While the impoverished lack access to Israel’s healthcare system, the nation itself has the potential to make innovative adaptations and improvements to overcome the obstacles to access.

Amy Schlagel
Photo: U.N.

Israeli Refugees

The creation of the state of Israel in 1948 left many of the Palestinians who lived in these lands without homes or basic rights. The current politics of Israel leaves many of these people without access to services and human rights. Israel houses tens of thousands of African asylum seekers, as well as many more Palestinians, both within and outside its borders. Here are 10 facts about Israeli refugees.
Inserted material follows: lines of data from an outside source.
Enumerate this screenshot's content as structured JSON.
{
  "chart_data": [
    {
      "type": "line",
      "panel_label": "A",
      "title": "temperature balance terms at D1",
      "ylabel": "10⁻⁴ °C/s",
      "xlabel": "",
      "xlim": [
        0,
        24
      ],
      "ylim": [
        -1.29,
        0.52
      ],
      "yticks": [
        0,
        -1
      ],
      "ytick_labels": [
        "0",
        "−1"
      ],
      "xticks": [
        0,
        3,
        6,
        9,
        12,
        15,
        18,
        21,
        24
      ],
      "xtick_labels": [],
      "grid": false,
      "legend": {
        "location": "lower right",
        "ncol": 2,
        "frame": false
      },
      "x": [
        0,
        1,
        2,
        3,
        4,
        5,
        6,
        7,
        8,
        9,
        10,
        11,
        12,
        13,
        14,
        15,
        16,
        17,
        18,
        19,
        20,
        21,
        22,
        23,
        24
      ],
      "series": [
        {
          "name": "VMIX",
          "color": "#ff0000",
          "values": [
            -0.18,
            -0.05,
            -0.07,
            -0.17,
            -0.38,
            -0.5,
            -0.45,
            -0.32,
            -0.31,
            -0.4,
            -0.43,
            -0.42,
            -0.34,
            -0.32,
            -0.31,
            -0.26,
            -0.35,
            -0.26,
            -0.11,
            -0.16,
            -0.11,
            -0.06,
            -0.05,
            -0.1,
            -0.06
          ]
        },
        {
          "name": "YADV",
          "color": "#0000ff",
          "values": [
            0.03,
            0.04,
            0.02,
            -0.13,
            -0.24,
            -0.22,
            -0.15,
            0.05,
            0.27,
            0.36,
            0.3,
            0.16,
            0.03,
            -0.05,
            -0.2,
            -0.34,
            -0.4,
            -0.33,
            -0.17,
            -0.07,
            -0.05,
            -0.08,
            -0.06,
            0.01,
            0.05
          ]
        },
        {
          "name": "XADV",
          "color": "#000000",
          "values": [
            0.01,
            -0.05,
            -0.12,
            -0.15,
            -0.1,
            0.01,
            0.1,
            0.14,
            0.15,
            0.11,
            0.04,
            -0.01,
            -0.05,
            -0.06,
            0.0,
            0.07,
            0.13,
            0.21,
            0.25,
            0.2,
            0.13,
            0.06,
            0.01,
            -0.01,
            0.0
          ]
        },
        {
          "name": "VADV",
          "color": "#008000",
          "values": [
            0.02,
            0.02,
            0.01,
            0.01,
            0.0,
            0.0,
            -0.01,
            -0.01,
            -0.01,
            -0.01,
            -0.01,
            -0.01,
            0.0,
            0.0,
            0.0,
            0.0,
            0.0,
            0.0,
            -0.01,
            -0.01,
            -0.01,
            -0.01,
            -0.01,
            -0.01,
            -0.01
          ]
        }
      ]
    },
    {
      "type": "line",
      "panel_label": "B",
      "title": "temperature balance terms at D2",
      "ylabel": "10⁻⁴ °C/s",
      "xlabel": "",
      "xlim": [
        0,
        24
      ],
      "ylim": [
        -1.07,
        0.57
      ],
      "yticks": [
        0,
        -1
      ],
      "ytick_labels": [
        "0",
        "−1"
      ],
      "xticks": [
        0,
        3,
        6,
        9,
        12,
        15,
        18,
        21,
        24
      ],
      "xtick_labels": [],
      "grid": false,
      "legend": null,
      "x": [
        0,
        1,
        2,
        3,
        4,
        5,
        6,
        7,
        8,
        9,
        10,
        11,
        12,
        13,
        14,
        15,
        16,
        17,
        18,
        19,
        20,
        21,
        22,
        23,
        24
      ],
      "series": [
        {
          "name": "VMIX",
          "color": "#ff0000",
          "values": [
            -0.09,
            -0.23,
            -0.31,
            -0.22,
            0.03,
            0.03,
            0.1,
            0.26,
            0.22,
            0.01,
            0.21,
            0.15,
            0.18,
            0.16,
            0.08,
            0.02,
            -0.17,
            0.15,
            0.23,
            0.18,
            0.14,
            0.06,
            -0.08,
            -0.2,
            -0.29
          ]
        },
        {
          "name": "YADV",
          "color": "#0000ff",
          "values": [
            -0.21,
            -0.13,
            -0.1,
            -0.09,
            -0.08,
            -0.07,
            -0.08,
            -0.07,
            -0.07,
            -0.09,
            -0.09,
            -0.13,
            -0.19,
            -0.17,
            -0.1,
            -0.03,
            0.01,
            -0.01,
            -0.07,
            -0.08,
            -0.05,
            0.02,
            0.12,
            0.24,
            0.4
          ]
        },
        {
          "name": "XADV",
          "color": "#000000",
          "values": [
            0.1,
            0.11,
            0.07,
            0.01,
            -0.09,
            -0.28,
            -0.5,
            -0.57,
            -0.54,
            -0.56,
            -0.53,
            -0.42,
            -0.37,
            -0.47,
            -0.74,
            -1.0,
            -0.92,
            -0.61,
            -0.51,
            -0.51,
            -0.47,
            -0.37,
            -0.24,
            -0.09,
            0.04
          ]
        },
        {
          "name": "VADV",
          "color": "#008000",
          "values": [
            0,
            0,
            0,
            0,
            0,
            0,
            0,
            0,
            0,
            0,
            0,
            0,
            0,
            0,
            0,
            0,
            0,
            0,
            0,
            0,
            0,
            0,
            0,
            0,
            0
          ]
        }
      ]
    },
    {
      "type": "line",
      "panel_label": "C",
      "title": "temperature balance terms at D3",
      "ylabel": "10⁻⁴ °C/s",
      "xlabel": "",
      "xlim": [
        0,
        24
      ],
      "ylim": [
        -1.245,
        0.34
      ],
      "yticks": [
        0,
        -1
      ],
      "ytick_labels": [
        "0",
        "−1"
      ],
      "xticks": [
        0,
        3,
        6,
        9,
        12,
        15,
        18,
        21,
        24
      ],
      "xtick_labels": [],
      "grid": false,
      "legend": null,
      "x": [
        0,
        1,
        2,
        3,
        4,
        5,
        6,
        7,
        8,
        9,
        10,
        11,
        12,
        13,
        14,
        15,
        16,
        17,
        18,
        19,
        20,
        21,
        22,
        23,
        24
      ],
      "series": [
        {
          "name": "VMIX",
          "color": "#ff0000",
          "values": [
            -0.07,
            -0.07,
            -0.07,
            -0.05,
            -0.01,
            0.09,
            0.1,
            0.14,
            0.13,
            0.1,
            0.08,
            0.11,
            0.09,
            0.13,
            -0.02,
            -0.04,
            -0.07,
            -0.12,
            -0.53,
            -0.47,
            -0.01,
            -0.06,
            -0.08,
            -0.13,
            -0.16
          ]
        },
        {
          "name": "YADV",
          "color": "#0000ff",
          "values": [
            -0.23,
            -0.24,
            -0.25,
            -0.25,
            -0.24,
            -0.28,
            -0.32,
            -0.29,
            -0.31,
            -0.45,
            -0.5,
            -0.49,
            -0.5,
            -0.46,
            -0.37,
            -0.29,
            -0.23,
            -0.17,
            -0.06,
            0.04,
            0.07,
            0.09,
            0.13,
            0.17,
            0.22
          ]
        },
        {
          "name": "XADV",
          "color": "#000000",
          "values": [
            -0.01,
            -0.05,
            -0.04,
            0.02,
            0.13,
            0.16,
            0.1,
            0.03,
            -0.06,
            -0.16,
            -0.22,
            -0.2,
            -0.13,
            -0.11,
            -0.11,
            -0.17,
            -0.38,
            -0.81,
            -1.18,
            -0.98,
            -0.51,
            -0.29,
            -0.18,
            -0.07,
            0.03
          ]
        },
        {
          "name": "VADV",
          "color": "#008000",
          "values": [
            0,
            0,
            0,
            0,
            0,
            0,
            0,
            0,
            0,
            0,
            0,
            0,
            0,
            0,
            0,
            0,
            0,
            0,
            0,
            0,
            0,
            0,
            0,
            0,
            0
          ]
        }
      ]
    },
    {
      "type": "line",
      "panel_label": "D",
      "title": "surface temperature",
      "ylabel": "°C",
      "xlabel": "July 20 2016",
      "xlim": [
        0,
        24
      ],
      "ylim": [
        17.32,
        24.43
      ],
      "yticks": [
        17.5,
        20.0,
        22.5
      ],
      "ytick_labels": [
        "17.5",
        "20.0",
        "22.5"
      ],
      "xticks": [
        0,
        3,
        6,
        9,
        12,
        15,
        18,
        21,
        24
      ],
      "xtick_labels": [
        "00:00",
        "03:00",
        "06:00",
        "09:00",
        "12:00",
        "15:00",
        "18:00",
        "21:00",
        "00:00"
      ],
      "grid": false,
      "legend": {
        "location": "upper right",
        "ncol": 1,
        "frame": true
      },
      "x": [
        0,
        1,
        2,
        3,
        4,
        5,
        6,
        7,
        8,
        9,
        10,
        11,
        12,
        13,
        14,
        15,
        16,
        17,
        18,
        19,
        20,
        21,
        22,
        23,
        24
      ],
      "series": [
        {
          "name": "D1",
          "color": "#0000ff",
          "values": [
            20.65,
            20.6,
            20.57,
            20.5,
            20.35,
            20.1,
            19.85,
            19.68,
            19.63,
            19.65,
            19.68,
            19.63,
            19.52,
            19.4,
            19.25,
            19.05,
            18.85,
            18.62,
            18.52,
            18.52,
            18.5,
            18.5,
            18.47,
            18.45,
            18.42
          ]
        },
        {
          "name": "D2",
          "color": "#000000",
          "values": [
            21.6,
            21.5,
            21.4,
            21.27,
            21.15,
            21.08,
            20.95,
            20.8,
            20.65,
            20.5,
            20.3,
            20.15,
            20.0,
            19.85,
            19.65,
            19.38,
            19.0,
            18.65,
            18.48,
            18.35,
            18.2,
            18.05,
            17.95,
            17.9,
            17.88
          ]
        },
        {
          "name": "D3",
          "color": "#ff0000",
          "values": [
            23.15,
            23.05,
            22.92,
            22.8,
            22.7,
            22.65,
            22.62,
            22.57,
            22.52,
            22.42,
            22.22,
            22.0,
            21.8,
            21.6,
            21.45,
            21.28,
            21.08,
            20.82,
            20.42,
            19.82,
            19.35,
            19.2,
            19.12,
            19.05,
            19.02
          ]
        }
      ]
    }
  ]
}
10 Facts About Israeli Refugees

  1. Those seeking asylum in Israel do not have any rights or eligibility for social services.
  2. The Israeli government tries to push many refugees out of the country by detaining them, not accepting their asylum claims, not allowing them to participate in social services and through repatriation.
  3. The Supreme Court of Israel does not approve of the government’s treatment of Israeli refugees, specifically those of African descent. In two separate decisions, the Court has asked the Israeli government for policies that will take basic human rights principles into considerations for African refugees. Although the government did not comply, the Court’s demands for more comprehensive legislation concerning refugees is a step in the right direction.
  4. Palestinian refugees who re-enter Israel are considered “infiltrators” for crossing the border under the Prevention of Infiltration Law. The Israeli government has considered them a threat to national security since it passed the law in the 1950s.
  5. As of 2008, the Israeli government also considers African refugees “infiltrators.” The government passed an amendment to the Prevention of Infiltration Law in 2011, officially making the presence of African refugees in Israel unlawful.
  6. African refugees protested in 2014 in order for the Israeli government to recognize their rights. According to the African Refugee Development Center (ARDC), this was the first time that the asylum-seekers had distinct leaders associated with the movement. The height of the movement involved about 20,000 refugees and supporters. The peaceful approach helped to give government officials and the public more empathy for these refugees. The foundations of these protests will hopefully pave the way to legislative and societal changes in favor of refugees.
  7. Palestinian refugees are among the largest refugee populations in the world. According to the Palestinian Return Centre, about one in every three refugees from around the world is Palestinian.
  8. Many Palestinian refugees have remained close to their places of origins in Israel, the Gaza Strip and the West Bank. More than one and a quarter million Palestinian refugees live in the nearly 60 official refugee camps in the West Bank, Gaza Strip, Jordan, Lebanon and Syria. Others live in unofficial camps.
  9. The Palestinian Return Centre reports that some of the factors keeping Palestinians in camps include political and social struggles, as well as the physical safety of the camps. The refugee camps also stand as a symbol for the temporal situation of a people still asking to return to their homes.
  10. Even after many decades of displacement due to struggles with the Israeli government, Palestinians cannot return to their homes within the state of Israel in most cases. The peace process between Israel and Palestine has been slow, and most of the deliberations have not accounted for refugee rights.

The Israeli government must find a way to ensure the rights of Israeli refugees, whether they are from Palestine, Africa or anywhere else. Considering the current lack of legislative support for Israeli refugees, the refugee protests and pushes from the Supreme Court are a crucial foundation for ensuring the rights of these people.